Mr. Barber is known as a globe-trotting deal maker at resource companies, with enviable industry relationships. Prior to working for Deutsche Bank, he was a senior banker at Credit Suisse Canada and Morgan Stanley.
CIBC snags Michael Cioffi
There's a new head of the equity trading desk at CIBC World Markets in New York, as RBC Dominion Securities veteran Michael Cioffi joins the firm.
Mr. Cioffi was named on Tuesday as managing director and New York-based head of U.S. cash equities sales trading at the investment dealer arm of CIBC. He will start in September, after a gardening leave.
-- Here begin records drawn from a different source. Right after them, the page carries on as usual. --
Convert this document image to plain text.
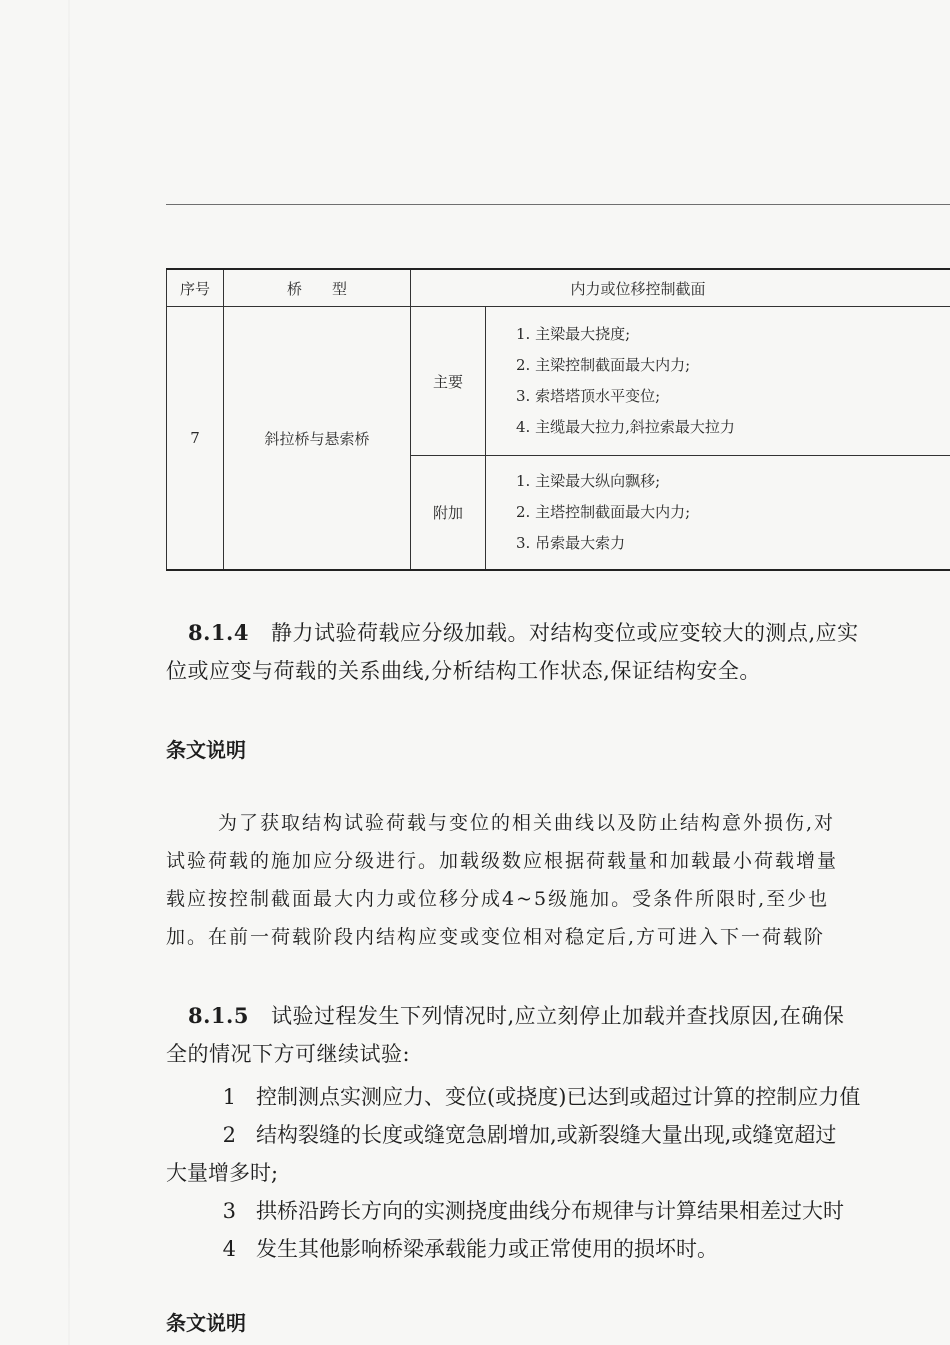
序号	桥　　型	内力或位移控制截面	
7	斜拉桥与悬索桥	主要	1. 主梁最大挠度;
2. 主梁控制截面最大内力;
3. 索塔塔顶水平变位;
4. 主缆最大拉力,斜拉索最大拉力

		附加	1. 主梁最大纵向飘移;
2. 主塔控制截面最大内力;
3. 吊索最大索力
8.1.4 静力试验荷载应分级加载。对结构变位或应变较大的测点,应实
位或应变与荷载的关系曲线,分析结构工作状态,保证结构安全。
条文说明
为了获取结构试验荷载与变位的相关曲线以及防止结构意外损伤,对
试验荷载的施加应分级进行。加载级数应根据荷载量和加载最小荷载增量
载应按控制截面最大内力或位移分成4~5级施加。受条件所限时,至少也
加。在前一荷载阶段内结构应变或变位相对稳定后,方可进入下一荷载阶
8.1.5 试验过程发生下列情况时,应立刻停止加载并查找原因,在确保
全的情况下方可继续试验:
1 控制测点实测应力、变位(或挠度)已达到或超过计算的控制应力值
2 结构裂缝的长度或缝宽急剧增加,或新裂缝大量出现,或缝宽超过
大量增多时;
3 拱桥沿跨长方向的实测挠度曲线分布规律与计算结果相差过大时
4 发生其他影响桥梁承载能力或正常使用的损坏时。
条文说明
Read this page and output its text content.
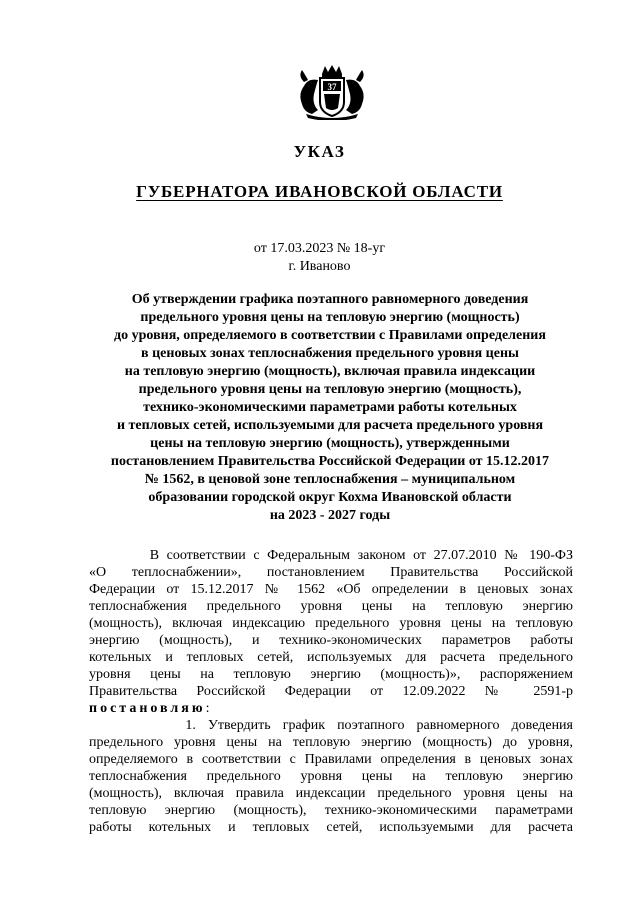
37
УКАЗ
ГУБЕРНАТОРА ИВАНОВСКОЙ ОБЛАСТИ
от 17.03.2023 № 18-уг
г. Иваново
Об утверждении графика поэтапного равномерного доведения
предельного уровня цены на тепловую энергию (мощность)
до уровня, определяемого в соответствии с Правилами определения
в ценовых зонах теплоснабжения предельного уровня цены
на тепловую энергию (мощность), включая правила индексации
предельного уровня цены на тепловую энергию (мощность),
технико-экономическими параметрами работы котельных
и тепловых сетей, используемыми для расчета предельного уровня
цены на тепловую энергию (мощность), утвержденными
постановлением Правительства Российской Федерации от 15.12.2017
№ 1562, в ценовой зоне теплоснабжения – муниципальном
образовании городской округ Кохма Ивановской области
на 2023 - 2027 годы
В соответствии с Федеральным законом от 27.07.2010 № 190-ФЗ
«О теплоснабжении», постановлением Правительства Российской
Федерации от 15.12.2017 № 1562 «Об определении в ценовых зонах
теплоснабжения предельного уровня цены на тепловую энергию
(мощность), включая индексацию предельного уровня цены на тепловую
энергию (мощность), и технико-экономических параметров работы
котельных и тепловых сетей, используемых для расчета предельного
уровня цены на тепловую энергию (мощность)», распоряжением
Правительства Российской Федерации от 12.09.2022 № 2591-р
постановляю:
1. Утвердить график поэтапного равномерного доведения
предельного уровня цены на тепловую энергию (мощность) до уровня,
определяемого в соответствии с Правилами определения в ценовых зонах
теплоснабжения предельного уровня цены на тепловую энергию
(мощность), включая правила индексации предельного уровня цены на
тепловую энергию (мощность), технико-экономическими параметрами
работы котельных и тепловых сетей, используемыми для расчета
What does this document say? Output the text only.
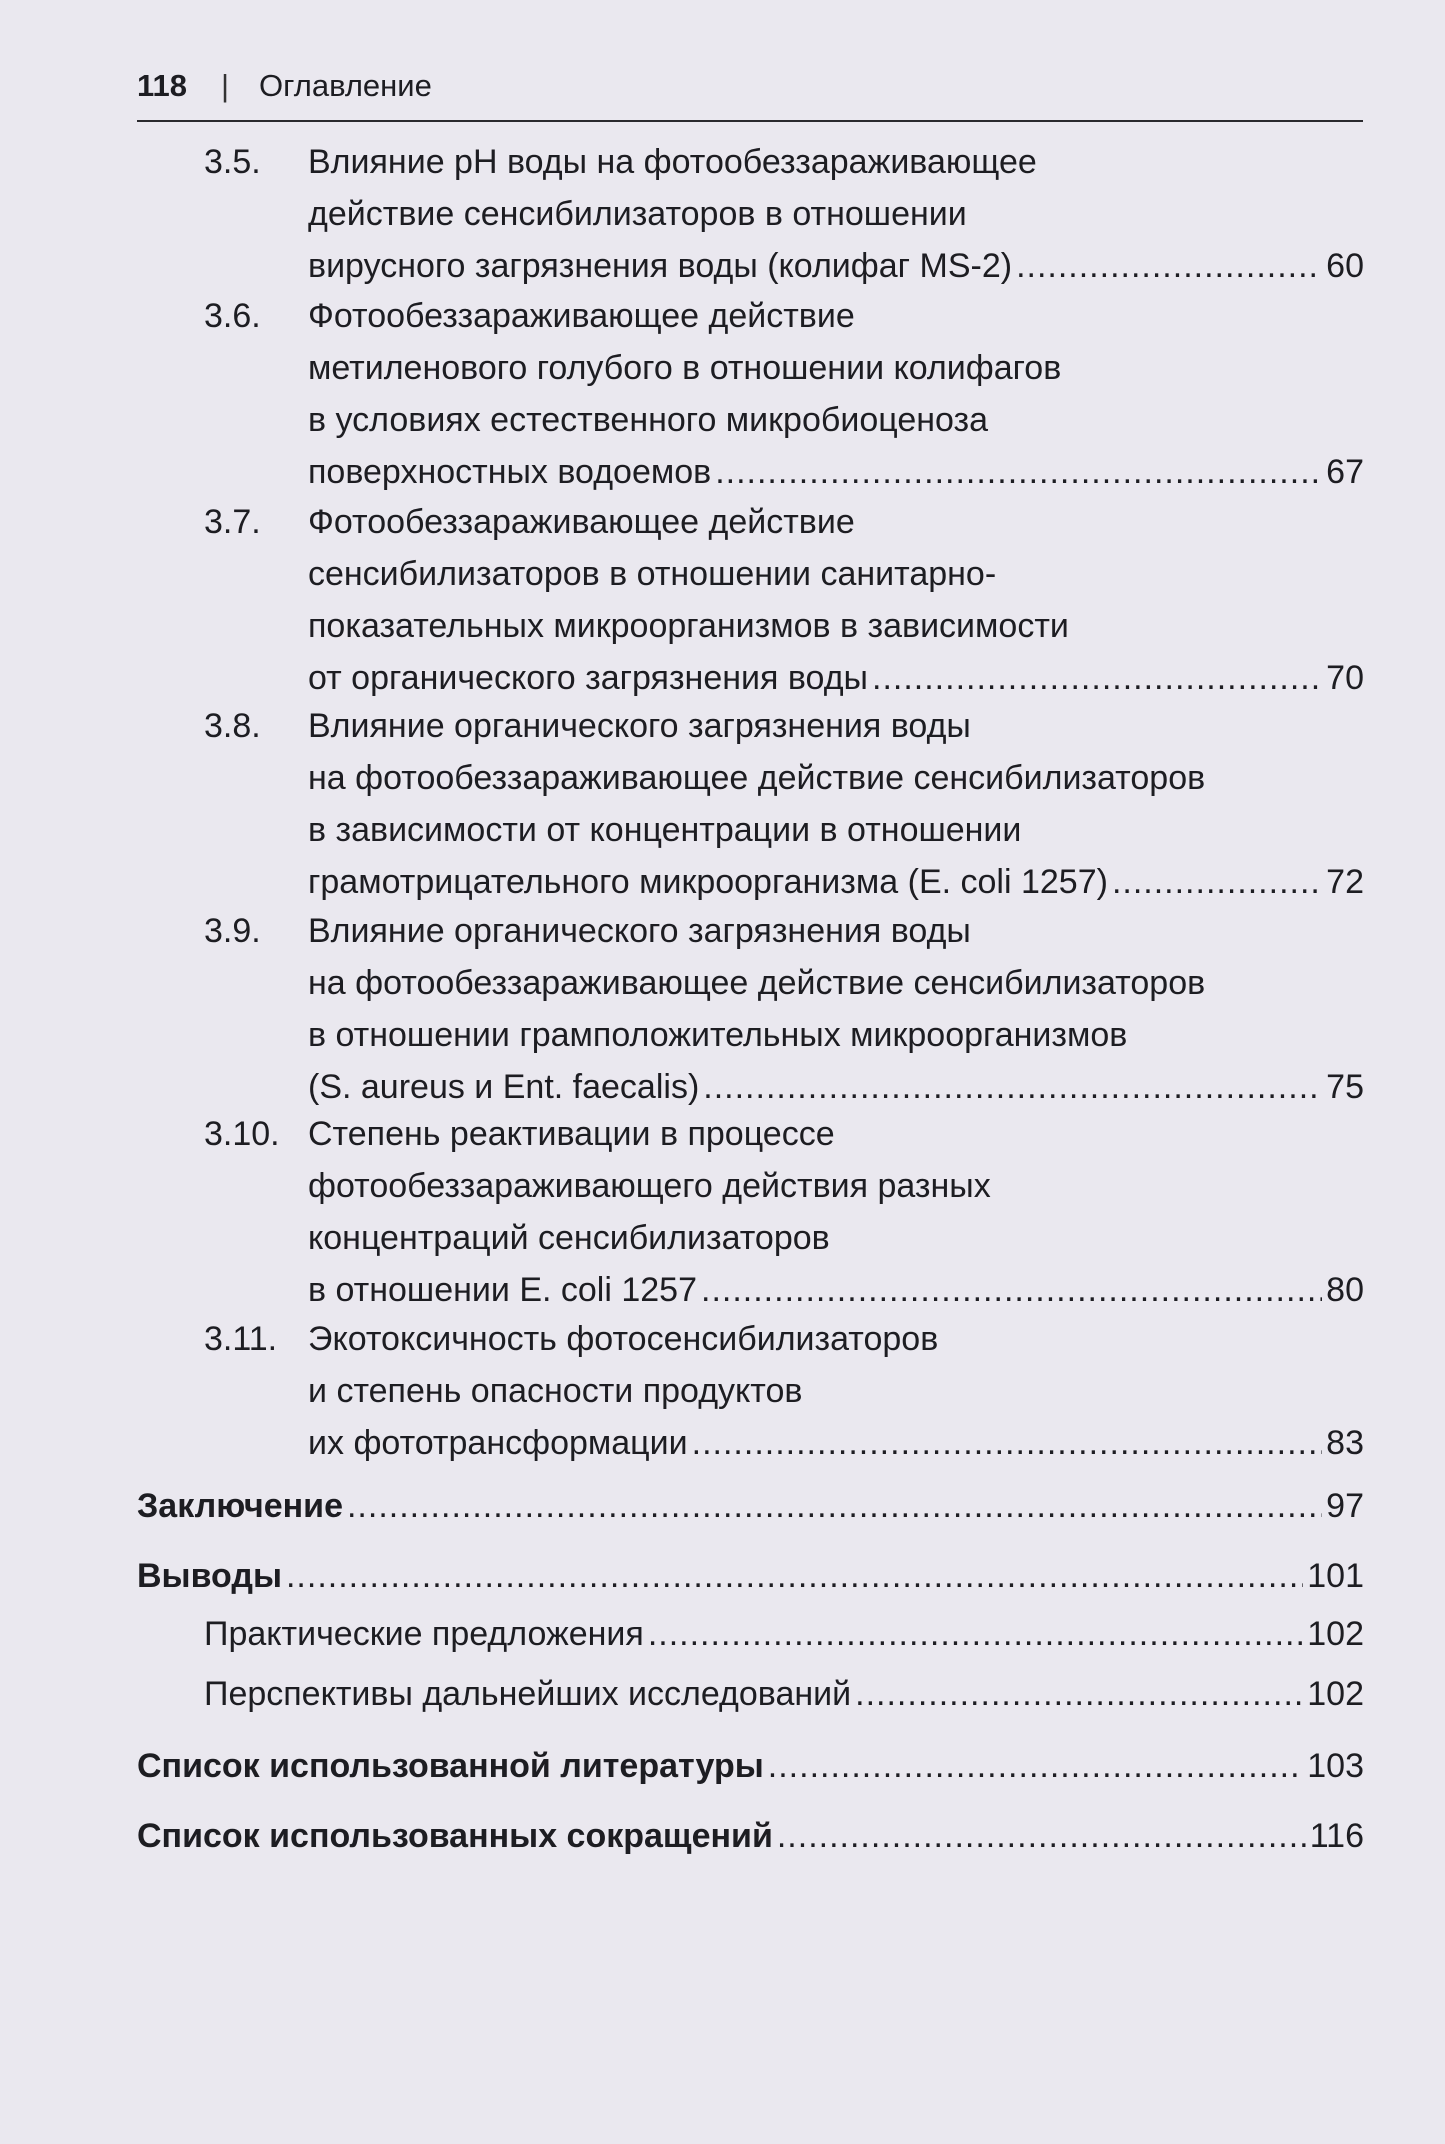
118 | Оглавление
3.5. Влияние pH воды на фотообеззараживающее
действие сенсибилизаторов в отношении
вирусного загрязнения воды (колифаг MS-2) .....	60
3.6. Фотообеззараживающее действие
метиленового голубого в отношении колифагов
в условиях естественного микробиоценоза
поверхностных водоемов .....	67
3.7. Фотообеззараживающее действие
сенсибилизаторов в отношении санитарно-
показательных микроорганизмов в зависимости
от органического загрязнения воды .....	70
3.8. Влияние органического загрязнения воды
на фотообеззараживающее действие сенсибилизаторов
в зависимости от концентрации в отношении
грамотрицательного микроорганизма (E. coli 1257) .....	72
3.9. Влияние органического загрязнения воды
на фотообеззараживающее действие сенсибилизаторов
в отношении грамположительных микроорганизмов
(S. aureus и Ent. faecalis) .....	75
3.10. Степень реактивации в процессе
фотообеззараживающего действия разных
концентраций сенсибилизаторов
в отношении E. coli 1257 .....	80
3.11. Экотоксичность фотосенсибилизаторов
и степень опасности продуктов
их фототрансформации .....	83
Заключение .....	97
Выводы .....	101
Практические предложения .....	102
Перспективы дальнейших исследований .....	102
Список использованной литературы .....	103
Список использованных сокращений .....	116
Mr. Cioffi had the same role at RBC Dominion in New York. The head of CIBC World's equity desk in Toronto, James Beattie, also spent the first part of his career at RBC Dominion.
More tech for Thompson
National Bank Financial promoted from within to fill out its coverage of Canadian technology stocks, with veteran analyst Kris Thompson taking on the wireless and software stocks, in addition to his work on communications equipment manufacturers.
Mr. Thompson joined National Bank Financial two years ago, and he is covering a hardware sector that lost a major domestic name when Nortel went down.
With his new responsibilities, Mr. Thompson will be adding coverage of widely followed stocks such as Research In Motion, CGI Group, Open Text, and MacDonald Dettwiler. He is picking up coverage of a sector that was covered by Richard Tse, who announced last week he is moving to Cormark Securities.